E3) En l'absence de diagnostic étiologique après ces deux premières étapes (et malgré un interrogatoire poussé, Cf. encadré 3), il faut avoir recours à l'échoendoscopie. Celle-ci recherche notamment une lithiase vésiculaire et/ou cholédocienne qui aurait pu échapper à l'imagerie classique (échographie percutanée et scanner abdominal) et une petite tumeur pancréatique (notamment une tumeur intracanalaire papillaire et mucineuse pancréatique [TIPMP]).
Réponse
L'assertion C5 est inexacte. En effet, le scanner abdominal ne fait pas partie des examens à réaliser systématiquement dès le premier jour. Son indication en urgence est réservée aux situations où il persiste un doute diagnostique, après la réalisation des examens de base : lipasémie, imagerie courante (radios d'abdomen sans préparation et des poumons, échographie abdominale). Le scanner n'est pas indispensable dans les formes bénignes. Réalisé trop tôt dans les formes graves, il risque de sous-estimer les lésions.
Pour en savoir plus :
Paye F. Pancréatites aiguës : diagnostic et principes thérapeutiques. « Revue du Prat », 2002 ; 52 : 1554-1560.
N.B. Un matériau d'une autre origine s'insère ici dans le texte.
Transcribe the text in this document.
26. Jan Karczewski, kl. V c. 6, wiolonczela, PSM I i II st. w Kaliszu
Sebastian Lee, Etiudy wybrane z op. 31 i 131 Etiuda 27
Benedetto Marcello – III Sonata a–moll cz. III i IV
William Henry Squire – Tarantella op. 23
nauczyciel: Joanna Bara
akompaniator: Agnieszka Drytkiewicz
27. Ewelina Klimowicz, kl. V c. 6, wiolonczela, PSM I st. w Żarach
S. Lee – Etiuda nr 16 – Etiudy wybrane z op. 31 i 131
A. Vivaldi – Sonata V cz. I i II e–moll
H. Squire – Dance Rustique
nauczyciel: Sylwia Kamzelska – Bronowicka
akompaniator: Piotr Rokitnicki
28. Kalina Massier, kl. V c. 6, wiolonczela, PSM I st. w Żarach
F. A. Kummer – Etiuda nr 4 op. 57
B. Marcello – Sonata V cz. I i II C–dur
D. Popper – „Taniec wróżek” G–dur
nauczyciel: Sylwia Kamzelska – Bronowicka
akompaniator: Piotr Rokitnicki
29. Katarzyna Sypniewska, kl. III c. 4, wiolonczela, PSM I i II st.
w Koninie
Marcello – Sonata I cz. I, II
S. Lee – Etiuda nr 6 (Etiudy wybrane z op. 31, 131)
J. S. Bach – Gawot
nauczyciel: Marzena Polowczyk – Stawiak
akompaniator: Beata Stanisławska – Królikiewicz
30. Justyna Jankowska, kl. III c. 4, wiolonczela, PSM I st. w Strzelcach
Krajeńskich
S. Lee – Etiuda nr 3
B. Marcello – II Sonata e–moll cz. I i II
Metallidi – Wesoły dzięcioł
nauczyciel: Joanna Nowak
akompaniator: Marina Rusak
Conférence de consensus. Comment faire le diagnostic positif et étiologique de pancréatite aiguë ? «Gastroenterol Clin Biol », 2001 ; 25 : 1S7-1S33.
* Absent dans la pancréatite aiguë.
1 - Lithiase biliaire
Arguments cliniques
- Age : > 50 ans.
- Sexe : féminin.
- Antécédents biliaires.
Arguments biologiques
- Cytolyse (ALAT > ou = 3 N*).
- Cholestase (phosphatases alcalines).
Arguments d'imagerie
- Lithiase vésiculaire.
*N = limite supérieure de la normale
2 - Pancréatite alcoolique
Arguments du diagnostic
- Anamnèse.
- Macrocytose globulaire.
- Gamma-GT.
- Calcifications (pancréatite chronique).
3 - Autres causes (en dehors de l'alcool et de la lithiase)
Métaboliques
- Hypertriglycéridémies (habituellement > 10 g/l).
- Hypercalcémie.
Médicamenteuses
- Aminosalicylés.
- Azathioprine.
- Furosémide.
- Corticoïdes.
- Pentamidine.
- Antirétroviraux (VIH).
Iatrogènes
- Postopératoires.
- Après CPRE*.
Traumatiques
- Contusion abdominale.
- Brûlures graves.
Obstruction canalaire (pancréas)
- TIPMP.**
- Adénocarcinome.
- Parasitaire (ascaris).
- Pancréas divisum (controversé).
Obstruction duodénale
- Tumeur papillaire (ou duodénale).
- DKPA.***
- Pancréas annulaire.
Infectieuses
- Virales (oreillons, virus A, B, Coxsackie...).
- Bactériennes (mycoplasme, Campylobacter...).
Ischémiques
- Après CEC.****
- Vascularites (lupus, PAN...).
Héréditaires
- Gène CFTR (mucoviscidose).
- Gène du trypsinogène cationique.
*CPRE : cholangiographie et pancréatographie rétrograde endoscopique.
**TIPMP : tumeur intracanalaire papillaire et mucineuse du pancréas.
***DKPA : dystrophie kystique sur pancréas aberrant.
****CEC : circulation extracorporelle.